Şirketin önüne geldiğimizde, arabadan indik. Dışardaki güvenlik -Hoş Geldiniz Açelya Hanım Günaydın. -Hoş Buldum Günaydın.
İçeri girdiğimde herkes bir anda -Hoş Geldiniz Açelya Hanım
-Hoş Buldum. Dedim kocaman gülümseyerek. Yanıma koşarak gelen buse ile başımı kaldırdım. -Hoş Geldiniz Efendim. -Hoş Buldum buse Çağatay bey geldi mi ? -Evet efendim odanızda sizi bekliyor . -Ne , neden odamda bekliyor ? Toprak sinirlenmişe benziyordu. -Öyle istedi efendim . Asansöre binip 20. Kata çıktık .Odama doğru yürüdük . Toprağa döndüm. -Toprak sen iyi misin ? Derin bir nefes alıp konuştu -Şimdilik iyiyim ama iyi şeyler olmayacak. -Niye ? -Geç kalıyorsun hadi . Başımla onaylayıp odaya girdim . Koltukta bacak bacak üstüne atıp kahvesinin yudumluyordu. Çağatay , 28 yaşında sarı ve kumral karışık saçlı mavi gözlü yaklaşık , 1.90-1.95 boylarında kirli sakallarıyla yakışıklı bir görünüme sahip biri.
- Çağatay . Dedim gülümseyerek. -Oo Açelyacım yüzünüzü gören cennetlik. -Hoş Geldin . Dedim elimi uzatarak elimi sıkmak yerine öptü . Öpmüştü .. Bunu beklemiyordum açıkçası. Toprağı düşünemiyordum kesin çıldırmıştı. -Hoş Buldum Açelya . -Ortağım Toprak Kaya . Çağatay bakışlarını toprağa çevirdi. Kısa süre toprağa baktıktan sonra - Memnun oldum. Diyerek elini uzattı. Toprak birkaç saniye eline baktıktan sonra, -Ben de memnun oldum Çağatay Bey. Diyerek elini sıktı.

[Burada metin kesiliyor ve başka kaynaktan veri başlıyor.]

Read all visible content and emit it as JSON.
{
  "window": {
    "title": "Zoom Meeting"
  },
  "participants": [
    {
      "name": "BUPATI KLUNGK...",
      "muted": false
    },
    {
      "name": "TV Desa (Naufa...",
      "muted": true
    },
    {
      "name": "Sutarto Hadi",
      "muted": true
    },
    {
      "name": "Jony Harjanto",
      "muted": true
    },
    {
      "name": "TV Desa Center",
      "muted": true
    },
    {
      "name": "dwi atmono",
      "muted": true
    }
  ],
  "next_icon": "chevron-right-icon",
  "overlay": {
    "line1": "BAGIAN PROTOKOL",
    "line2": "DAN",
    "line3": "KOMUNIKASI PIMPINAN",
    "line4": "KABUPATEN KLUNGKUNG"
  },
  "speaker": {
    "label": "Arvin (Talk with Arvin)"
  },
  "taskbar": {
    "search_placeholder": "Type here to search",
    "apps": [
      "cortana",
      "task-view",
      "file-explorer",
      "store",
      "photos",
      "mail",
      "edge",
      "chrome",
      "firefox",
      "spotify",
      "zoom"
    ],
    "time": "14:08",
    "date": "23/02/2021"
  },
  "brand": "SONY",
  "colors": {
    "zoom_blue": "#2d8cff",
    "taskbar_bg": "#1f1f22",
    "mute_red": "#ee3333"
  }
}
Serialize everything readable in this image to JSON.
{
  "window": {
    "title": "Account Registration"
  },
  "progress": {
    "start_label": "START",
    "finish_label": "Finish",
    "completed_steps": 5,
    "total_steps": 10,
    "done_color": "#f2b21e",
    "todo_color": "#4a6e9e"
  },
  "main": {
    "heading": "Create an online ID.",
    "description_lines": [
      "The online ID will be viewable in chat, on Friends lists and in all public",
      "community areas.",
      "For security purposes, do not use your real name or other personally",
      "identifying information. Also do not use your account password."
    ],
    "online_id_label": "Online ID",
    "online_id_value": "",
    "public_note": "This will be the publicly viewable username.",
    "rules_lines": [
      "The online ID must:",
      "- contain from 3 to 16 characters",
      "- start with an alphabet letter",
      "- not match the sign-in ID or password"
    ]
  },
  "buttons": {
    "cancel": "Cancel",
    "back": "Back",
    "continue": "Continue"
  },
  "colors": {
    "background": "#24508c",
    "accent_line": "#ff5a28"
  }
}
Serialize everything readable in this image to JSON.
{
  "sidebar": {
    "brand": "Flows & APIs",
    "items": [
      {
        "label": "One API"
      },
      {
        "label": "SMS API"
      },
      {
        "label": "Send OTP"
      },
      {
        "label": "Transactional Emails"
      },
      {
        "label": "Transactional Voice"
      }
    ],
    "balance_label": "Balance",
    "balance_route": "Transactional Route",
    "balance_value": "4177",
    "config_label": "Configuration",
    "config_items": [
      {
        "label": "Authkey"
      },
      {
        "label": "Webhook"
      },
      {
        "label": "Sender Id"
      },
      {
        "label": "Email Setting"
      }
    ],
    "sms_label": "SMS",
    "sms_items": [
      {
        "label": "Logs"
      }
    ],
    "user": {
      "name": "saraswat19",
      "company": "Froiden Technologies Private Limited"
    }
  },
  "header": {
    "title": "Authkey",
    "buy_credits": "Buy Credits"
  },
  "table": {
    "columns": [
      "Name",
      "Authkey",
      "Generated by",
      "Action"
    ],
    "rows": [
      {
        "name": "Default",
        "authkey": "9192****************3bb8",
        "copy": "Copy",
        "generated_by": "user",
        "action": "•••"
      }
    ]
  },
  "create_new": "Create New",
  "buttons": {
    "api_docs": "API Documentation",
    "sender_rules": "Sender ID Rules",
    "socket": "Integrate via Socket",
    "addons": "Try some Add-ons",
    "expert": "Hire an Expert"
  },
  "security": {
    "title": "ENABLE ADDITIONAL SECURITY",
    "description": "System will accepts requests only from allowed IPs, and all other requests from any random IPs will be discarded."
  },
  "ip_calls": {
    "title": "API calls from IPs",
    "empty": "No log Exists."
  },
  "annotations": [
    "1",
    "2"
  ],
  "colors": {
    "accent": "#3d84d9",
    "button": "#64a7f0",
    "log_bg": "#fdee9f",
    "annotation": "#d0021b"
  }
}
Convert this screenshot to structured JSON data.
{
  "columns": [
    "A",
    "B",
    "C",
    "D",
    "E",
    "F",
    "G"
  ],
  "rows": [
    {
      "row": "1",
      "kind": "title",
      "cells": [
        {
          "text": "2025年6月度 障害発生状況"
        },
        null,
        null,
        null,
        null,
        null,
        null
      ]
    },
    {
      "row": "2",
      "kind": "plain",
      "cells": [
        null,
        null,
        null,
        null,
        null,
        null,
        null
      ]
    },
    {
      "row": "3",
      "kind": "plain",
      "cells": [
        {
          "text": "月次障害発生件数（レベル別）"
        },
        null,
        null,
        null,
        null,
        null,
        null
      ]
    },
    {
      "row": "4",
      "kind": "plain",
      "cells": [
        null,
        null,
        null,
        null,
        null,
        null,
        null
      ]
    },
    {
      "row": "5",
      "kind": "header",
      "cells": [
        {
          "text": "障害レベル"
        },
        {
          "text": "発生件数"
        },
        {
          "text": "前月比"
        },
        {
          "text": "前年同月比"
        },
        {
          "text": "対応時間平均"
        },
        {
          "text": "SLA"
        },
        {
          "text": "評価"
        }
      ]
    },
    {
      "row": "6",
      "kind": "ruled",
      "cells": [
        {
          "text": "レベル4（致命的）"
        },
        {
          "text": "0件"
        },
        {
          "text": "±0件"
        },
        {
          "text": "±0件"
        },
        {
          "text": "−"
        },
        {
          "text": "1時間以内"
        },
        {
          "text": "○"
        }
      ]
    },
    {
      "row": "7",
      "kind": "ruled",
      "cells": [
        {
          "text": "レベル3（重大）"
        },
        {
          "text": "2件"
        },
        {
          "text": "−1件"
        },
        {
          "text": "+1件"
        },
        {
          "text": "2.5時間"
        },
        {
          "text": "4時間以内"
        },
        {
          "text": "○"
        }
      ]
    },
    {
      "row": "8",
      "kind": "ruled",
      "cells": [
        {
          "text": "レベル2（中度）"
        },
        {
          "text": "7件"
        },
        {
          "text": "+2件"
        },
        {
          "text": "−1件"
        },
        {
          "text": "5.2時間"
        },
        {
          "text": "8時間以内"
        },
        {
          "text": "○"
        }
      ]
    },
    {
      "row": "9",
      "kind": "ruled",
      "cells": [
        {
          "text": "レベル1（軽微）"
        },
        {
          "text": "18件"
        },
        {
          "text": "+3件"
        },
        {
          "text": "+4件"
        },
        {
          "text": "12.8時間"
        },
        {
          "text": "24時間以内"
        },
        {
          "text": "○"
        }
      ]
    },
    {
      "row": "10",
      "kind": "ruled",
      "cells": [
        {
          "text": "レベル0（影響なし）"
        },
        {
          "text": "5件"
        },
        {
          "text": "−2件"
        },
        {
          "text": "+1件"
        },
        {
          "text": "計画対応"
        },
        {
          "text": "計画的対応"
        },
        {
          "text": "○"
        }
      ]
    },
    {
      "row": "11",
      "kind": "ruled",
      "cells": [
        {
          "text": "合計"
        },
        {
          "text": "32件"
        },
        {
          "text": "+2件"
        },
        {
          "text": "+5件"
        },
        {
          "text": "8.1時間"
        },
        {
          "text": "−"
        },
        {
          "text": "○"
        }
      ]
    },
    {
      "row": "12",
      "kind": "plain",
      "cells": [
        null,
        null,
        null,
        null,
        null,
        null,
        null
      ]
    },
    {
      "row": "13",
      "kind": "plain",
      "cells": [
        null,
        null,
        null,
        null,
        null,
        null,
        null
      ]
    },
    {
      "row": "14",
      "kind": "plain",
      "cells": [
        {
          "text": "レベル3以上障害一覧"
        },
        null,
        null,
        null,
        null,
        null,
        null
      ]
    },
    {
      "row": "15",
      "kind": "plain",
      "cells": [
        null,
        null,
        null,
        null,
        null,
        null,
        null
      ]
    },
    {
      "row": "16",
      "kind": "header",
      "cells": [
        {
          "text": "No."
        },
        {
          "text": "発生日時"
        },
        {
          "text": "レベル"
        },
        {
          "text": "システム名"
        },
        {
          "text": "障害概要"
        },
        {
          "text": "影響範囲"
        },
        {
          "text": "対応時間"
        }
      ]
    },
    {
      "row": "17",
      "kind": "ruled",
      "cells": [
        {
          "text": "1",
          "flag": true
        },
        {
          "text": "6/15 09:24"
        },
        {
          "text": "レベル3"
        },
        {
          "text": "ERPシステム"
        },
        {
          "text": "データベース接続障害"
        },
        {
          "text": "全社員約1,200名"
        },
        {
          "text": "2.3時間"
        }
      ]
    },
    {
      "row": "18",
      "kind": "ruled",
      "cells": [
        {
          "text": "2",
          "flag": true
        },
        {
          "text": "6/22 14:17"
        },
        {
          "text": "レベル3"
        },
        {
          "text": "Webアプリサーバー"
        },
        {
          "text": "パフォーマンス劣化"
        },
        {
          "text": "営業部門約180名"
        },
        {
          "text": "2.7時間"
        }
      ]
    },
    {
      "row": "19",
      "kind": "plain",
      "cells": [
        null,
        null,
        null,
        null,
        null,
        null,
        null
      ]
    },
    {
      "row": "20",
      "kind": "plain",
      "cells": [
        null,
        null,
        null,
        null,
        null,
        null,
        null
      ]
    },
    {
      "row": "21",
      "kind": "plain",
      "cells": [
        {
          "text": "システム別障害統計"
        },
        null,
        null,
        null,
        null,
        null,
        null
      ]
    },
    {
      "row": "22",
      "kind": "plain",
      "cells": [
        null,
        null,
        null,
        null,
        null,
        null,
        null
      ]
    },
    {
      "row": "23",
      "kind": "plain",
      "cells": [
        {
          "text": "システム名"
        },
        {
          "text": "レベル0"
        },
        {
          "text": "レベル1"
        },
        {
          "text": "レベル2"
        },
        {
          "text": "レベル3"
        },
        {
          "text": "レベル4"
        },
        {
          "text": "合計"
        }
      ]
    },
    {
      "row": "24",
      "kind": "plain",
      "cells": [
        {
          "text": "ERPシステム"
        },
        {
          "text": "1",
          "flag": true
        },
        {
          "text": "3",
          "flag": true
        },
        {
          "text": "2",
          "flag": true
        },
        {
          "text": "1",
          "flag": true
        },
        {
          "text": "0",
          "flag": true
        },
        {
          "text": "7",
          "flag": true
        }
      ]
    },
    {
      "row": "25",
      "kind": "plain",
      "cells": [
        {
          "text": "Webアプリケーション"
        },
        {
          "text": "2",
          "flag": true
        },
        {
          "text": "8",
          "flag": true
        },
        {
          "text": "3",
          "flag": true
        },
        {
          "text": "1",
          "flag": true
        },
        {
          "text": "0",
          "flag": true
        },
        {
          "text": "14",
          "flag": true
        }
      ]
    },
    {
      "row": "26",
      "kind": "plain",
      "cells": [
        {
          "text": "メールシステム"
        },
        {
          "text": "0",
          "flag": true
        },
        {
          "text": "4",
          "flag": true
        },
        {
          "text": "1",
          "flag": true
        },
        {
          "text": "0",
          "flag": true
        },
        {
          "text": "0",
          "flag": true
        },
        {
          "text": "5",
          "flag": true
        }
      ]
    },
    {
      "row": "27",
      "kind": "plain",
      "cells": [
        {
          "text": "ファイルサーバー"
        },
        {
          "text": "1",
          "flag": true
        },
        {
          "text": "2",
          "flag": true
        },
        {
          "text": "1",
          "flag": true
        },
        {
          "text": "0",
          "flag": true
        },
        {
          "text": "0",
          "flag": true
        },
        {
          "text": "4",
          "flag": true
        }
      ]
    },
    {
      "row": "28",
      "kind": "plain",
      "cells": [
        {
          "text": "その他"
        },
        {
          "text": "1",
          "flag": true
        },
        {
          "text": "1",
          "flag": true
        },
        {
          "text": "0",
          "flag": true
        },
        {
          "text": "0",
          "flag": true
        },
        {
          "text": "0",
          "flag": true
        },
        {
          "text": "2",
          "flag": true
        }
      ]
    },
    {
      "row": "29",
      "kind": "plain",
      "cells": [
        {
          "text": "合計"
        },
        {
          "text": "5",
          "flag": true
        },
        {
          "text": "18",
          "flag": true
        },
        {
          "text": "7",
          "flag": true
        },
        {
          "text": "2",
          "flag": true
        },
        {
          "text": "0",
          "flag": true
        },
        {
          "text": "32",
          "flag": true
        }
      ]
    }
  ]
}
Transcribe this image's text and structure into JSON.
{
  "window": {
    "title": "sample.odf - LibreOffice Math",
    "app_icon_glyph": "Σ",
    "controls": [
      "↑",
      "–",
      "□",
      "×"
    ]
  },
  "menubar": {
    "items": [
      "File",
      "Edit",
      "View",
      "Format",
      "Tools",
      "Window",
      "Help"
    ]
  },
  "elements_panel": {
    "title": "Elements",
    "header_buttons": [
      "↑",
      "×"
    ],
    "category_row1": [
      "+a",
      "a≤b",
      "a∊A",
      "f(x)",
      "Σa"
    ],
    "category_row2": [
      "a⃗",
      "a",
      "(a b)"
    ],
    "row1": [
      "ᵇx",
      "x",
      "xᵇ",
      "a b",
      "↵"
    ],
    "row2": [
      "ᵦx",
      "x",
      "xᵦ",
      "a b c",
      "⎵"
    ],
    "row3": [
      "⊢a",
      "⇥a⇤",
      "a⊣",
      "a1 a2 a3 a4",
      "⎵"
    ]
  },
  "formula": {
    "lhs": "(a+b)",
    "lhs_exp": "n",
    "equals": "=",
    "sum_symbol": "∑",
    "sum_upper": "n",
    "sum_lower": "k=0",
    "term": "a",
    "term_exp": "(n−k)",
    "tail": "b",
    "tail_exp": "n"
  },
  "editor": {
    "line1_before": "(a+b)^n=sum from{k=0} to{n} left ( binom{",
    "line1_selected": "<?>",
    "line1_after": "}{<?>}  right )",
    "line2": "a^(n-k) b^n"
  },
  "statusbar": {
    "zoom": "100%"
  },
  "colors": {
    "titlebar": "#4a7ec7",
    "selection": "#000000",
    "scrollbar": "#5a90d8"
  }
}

- Hala eskisi gibi çok güzelsin Açelya Dedi Çağatay. -Eskisi gibi derken ? Ne zamandan beri tanışıyorsunuz siz ? Dedi Toprak. -Yaklaşık 4 sene oldu öyle değil mi Açelya . -Öyle Çağatay Dedim toprağa dönerek . -Buyrun oturun .
- Yılardır bu anı bekliyorum. Dedi Çağatay. -Ne içersiniz ? -Aşk olsun Açelya nasıl unutursun. -Galiba şekerli idi öyle değil mi ? -Doğru. Telefonu alıp iki sade kahve ve bir şekerli kahve istedim .
-Ee açelya Amerika'ya ne zaman geliyorsun ? . -Burada ki işime bağlı. Eğer erken biterse şirket işi falan erken dönerim Amerika'ya. -Ne Amerikası ? Diye sordu Toprak. -Açelya anlatmamış galiba . Ben bakışlarımı toprağa çevirdim . -Açelya buradaki işlerini bitirip temelli Amerika'ya gelicek. -Öyle mi ? Ben yutkunarak başımı olumlu anlamda salladım.*****
Çağatay ile olan toplantım bitmişti . Oda da Toprak ile yanlız kalmıştık. Herkes benim Amerika'ya gideceğimi sanıyor...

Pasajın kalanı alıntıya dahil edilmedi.